Director William F. Claxton and producer A.C. Lyles were more used to cowboys than monsters, which explains the choice of a modern Western setting and the casting of familiar ranchland faces like Whitman, Calhoun, DeForest Kelley (as the exasperated vet) and Paul Fix. The film even has a feel for the milieu, and the problems old-fashioned, independent farmer Hillman has with an ecosystem out of balance: his rabbit plague is a side-effect of a too-successful purge of the pests’ natural predators, coyotes. Some films (Eye of the Cat, 1969; Cujo, 1983) capitalise on the incongruity of friendly pets turned vicious, but Night of the Lepus doesn’t have the sophistication to take that tack and tries instead to inflate its rabbits to standard monsters.
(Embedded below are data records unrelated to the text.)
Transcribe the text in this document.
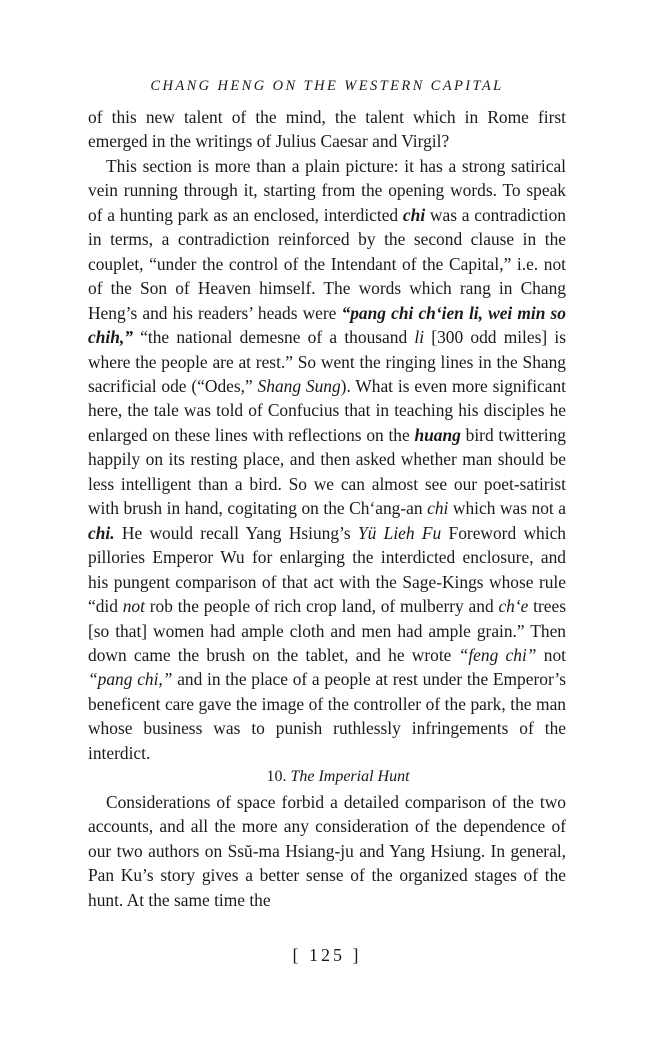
CHANG HENG ON THE WESTERN CAPITAL

of this new talent of the mind, the talent which in Rome first emerged in the writings of Julius Caesar and Virgil?

This section is more than a plain picture: it has a strong satirical vein running through it, starting from the opening words. To speak of a hunting park as an enclosed, interdicted chi was a contradiction in terms, a contradiction reinforced by the second clause in the couplet, “under the control of the Intendant of the Capital,” i.e. not of the Son of Heaven himself. The words which rang in Chang Heng’s and his readers’ heads were “pang chi ch‘ien li, wei min so chih,” “the national demesne of a thousand li [300 odd miles] is where the people are at rest.” So went the ringing lines in the Shang sacrificial ode (“Odes,” Shang Sung). What is even more significant here, the tale was told of Confucius that in teaching his disciples he enlarged on these lines with reflections on the huang bird twittering happily on its resting place, and then asked whether man should be less intelligent than a bird. So we can almost see our poet-satirist with brush in hand, cogitating on the Ch‘ang-an chi which was not a chi. He would recall Yang Hsiung’s Yü Lieh Fu Foreword which pillories Emperor Wu for enlarging the interdicted enclosure, and his pungent comparison of that act with the Sage-Kings whose rule “did not rob the people of rich crop land, of mulberry and ch‘e trees [so that] women had ample cloth and men had ample grain.” Then down came the brush on the tablet, and he wrote “feng chi” not “pang chi,” and in the place of a people at rest under the Emperor’s beneficent care gave the image of the controller of the park, the man whose business was to punish ruthlessly infringements of the interdict.

10. The Imperial Hunt

Considerations of space forbid a detailed comparison of the two accounts, and all the more any consideration of the dependence of our two authors on Ssŭ-ma Hsiang-ju and Yang Hsiung. In general, Pan Ku’s story gives a better sense of the organized stages of the hunt. At the same time the

[ 125 ]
The enlarged rabbits are played by regular-sized rabbits on reasonable scale model sets, in slow motion to suggest their size. Claxton and Lyles must have been aware of the potential for unintended humour in such monsters and lines like ‘attention, there’s a herd of killer rabbits coming your way’. Previous commentators have dwelled on the ridiculousness, but seldom noted that Lepus overcompensates by being among the most bloody and violent of its cycle, with an extreme amount of scarlet gore and high human and animal casualties. The film doesn’t manage to make its slowed-down bunnies seem evil; strangely, the documentary footage seen at the outset does a better job of conveying how dangerous rabbits can be, combining sharp teeth (like rats, they can supposedly chew through anything) with speed, and capable of breaking human bones with powerful kicks. Nevertheless, the fact that, individually, rabbits are popular pets and have an appealing image (as acknowledged in the film by Amanda) overwhelms any attempt to present them as menacing – and using the Latin tag in the title and some clunky dialogue doesn’t help.
1: The Golden Turkey Awards, Harry and Michael Medved, Angus & Robertson Publishers, 1980, pp 66-7
Incidentally, does anyone know what book this is from? I did a bunch of essays for it unpaid on the condition that I get the finished book – a high-priced academic tome, I suspect – and haven’t heard from the editors or publishers (whose details I’ve long since lost) since turning in the copy in 2009. They, of course, still haven’t sent me the book.